Wir, damit sind die meisten Menschen gemeint, halten 10 Jahre Garantie für eine lange Zeit. Sind wir doch sonst nur unsere 1- maximal 3 Jahre Garantien gewöhnt, meist bezogen auf Elektrogeräte. Und selbst da erscheinen drei Jahre schon sehr viel (Auf mein MacbookPro hab ich nur ein Jahr bekommen, und die Garantie schließt den Akku aus. Was geht wohl als erstes in den Arsch).
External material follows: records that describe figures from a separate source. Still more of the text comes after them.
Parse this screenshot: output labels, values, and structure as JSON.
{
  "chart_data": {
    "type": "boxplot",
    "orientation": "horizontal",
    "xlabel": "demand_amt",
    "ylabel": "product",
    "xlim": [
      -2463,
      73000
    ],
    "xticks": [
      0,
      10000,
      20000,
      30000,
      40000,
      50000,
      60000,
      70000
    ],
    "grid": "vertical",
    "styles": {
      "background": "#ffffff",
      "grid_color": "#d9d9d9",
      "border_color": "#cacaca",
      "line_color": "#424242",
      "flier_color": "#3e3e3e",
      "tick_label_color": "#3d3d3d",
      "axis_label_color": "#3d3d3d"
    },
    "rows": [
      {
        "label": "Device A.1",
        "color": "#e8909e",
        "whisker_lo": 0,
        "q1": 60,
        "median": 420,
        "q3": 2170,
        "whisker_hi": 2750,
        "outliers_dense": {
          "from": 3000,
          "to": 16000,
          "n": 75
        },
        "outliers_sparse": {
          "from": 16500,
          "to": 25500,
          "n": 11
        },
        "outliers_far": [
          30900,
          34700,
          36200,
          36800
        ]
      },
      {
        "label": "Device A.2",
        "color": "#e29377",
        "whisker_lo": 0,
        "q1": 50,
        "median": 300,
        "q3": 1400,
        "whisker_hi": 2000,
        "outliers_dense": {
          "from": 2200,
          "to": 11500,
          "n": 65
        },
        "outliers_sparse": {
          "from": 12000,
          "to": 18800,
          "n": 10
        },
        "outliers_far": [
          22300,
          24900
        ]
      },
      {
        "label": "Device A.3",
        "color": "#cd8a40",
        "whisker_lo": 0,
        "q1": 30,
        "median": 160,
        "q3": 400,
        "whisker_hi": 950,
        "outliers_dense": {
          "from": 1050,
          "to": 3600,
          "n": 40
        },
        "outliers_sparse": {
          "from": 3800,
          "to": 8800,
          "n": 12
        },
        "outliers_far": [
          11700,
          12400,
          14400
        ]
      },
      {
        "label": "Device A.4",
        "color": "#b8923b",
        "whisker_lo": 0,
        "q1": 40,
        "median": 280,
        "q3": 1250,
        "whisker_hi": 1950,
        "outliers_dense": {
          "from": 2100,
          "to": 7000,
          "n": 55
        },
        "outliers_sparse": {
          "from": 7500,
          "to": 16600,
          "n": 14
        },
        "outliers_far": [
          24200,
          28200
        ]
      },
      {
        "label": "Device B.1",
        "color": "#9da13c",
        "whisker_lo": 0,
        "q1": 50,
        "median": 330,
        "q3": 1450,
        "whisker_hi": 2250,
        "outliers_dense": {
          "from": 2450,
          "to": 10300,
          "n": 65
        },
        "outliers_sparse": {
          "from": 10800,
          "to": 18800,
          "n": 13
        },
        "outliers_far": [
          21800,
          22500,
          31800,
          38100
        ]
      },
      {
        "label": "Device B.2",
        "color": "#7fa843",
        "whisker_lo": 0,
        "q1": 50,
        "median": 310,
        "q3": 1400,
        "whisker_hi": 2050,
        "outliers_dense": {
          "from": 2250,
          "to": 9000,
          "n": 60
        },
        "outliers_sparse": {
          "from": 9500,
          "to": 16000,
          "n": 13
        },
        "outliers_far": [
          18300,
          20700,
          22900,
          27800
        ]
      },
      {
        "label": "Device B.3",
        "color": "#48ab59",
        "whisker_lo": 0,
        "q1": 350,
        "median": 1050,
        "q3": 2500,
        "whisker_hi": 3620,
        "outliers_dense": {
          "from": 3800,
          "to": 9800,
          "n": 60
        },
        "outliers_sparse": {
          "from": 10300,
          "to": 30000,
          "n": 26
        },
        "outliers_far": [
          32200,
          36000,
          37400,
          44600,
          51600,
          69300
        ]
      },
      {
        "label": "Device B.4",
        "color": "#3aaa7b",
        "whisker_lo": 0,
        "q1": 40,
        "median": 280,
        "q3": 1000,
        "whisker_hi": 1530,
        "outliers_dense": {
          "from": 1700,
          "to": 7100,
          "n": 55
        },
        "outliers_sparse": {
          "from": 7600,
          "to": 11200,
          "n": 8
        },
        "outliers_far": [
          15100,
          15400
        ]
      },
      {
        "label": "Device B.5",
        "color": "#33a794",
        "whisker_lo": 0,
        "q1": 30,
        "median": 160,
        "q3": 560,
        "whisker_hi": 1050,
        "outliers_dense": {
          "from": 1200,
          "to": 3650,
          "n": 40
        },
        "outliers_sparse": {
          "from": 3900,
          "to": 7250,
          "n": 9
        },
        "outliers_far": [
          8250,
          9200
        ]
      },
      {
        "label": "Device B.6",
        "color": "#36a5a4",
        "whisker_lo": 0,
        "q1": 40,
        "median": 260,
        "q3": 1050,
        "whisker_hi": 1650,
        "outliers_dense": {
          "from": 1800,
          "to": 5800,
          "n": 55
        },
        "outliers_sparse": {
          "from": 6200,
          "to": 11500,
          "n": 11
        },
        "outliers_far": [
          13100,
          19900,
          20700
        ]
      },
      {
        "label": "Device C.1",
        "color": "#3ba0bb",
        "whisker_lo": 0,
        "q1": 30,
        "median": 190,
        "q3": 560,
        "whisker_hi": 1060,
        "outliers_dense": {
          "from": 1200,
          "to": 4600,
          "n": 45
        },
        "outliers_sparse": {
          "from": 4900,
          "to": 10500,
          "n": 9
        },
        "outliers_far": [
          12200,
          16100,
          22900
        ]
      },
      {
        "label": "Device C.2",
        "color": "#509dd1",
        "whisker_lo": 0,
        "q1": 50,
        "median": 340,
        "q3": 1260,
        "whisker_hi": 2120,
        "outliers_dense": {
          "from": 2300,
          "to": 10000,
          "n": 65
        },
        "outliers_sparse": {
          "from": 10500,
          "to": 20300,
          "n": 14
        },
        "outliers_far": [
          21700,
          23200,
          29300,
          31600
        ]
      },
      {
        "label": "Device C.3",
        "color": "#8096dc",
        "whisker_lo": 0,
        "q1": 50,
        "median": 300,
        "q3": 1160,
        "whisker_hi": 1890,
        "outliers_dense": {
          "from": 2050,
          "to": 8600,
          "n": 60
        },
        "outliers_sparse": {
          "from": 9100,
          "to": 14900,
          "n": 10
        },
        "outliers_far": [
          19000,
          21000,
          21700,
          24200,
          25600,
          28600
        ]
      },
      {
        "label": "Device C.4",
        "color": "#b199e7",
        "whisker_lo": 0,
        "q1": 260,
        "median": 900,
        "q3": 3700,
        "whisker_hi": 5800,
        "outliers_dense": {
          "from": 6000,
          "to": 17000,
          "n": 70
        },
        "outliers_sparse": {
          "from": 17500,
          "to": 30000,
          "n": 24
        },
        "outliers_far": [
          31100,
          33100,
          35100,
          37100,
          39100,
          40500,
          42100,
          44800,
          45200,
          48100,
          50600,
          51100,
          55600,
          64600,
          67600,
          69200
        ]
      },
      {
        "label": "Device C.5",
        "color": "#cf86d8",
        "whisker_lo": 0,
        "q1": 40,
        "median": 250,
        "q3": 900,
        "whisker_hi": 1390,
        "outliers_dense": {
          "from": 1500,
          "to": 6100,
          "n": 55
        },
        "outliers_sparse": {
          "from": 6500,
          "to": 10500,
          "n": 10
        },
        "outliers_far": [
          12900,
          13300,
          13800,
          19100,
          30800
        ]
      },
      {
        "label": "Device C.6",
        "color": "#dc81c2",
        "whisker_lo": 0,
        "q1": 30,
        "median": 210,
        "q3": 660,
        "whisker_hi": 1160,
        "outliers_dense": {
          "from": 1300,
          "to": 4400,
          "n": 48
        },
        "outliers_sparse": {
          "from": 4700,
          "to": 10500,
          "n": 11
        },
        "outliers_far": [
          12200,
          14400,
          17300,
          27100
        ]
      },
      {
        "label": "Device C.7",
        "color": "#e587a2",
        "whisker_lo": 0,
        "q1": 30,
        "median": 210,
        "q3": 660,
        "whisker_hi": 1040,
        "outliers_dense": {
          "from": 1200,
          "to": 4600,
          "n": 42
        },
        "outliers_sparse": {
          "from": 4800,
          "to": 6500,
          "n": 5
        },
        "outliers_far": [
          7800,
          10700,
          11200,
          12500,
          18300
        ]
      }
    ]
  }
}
Im laufe der Zeit werden die Garantieversprechungen immer kürzer, aber unser Gefühl für besonders hochwertige Produkte im Zusammenhang zur kürzerwerdenden Garantie immer größer. Anders ausgedrückt: je weniger es Garantie auf ein Produkt gibt, desto besser muss es also sein. Natürlich funktioniert diese Umgewöhnung der Konzerne nicht von heute auf morgen. Es ist ein schleichender Prozess, der bereits vor 100 Jahren seinen Anfang nahm. Dazu muss gesagt sein, dass die Anzahl der Jahre einer Garantieversprechung in ca 80 Prozent der Fälle auch tatsächlich für das durchschnittliche Lebensalter seines Produkts gilt.
Geplante Obsoleszens findet sich leider in jeder Produktsparte und absolut flächendeckend. Gemeint damit ist das Einplanen und Einbauen von Soll-bruchstellen, die die Lebenszeit eines Produktes absichtlich verkürzt. Es gibt die rafiniertesten Methoden ein Produkt schneller zum „sterben“ und damit zum wegwerfen zu bringen, als eigentlich notwendig. (Beispiel: dem Kunststoff von Nylonstrumpfhosen werden Zusatzmittel beigemischt, die das Gewebe durch Sonneneinstrahlung und Körperschweiß spröde werden lässt. Dadurch entstehen schneller Laufmaschen.).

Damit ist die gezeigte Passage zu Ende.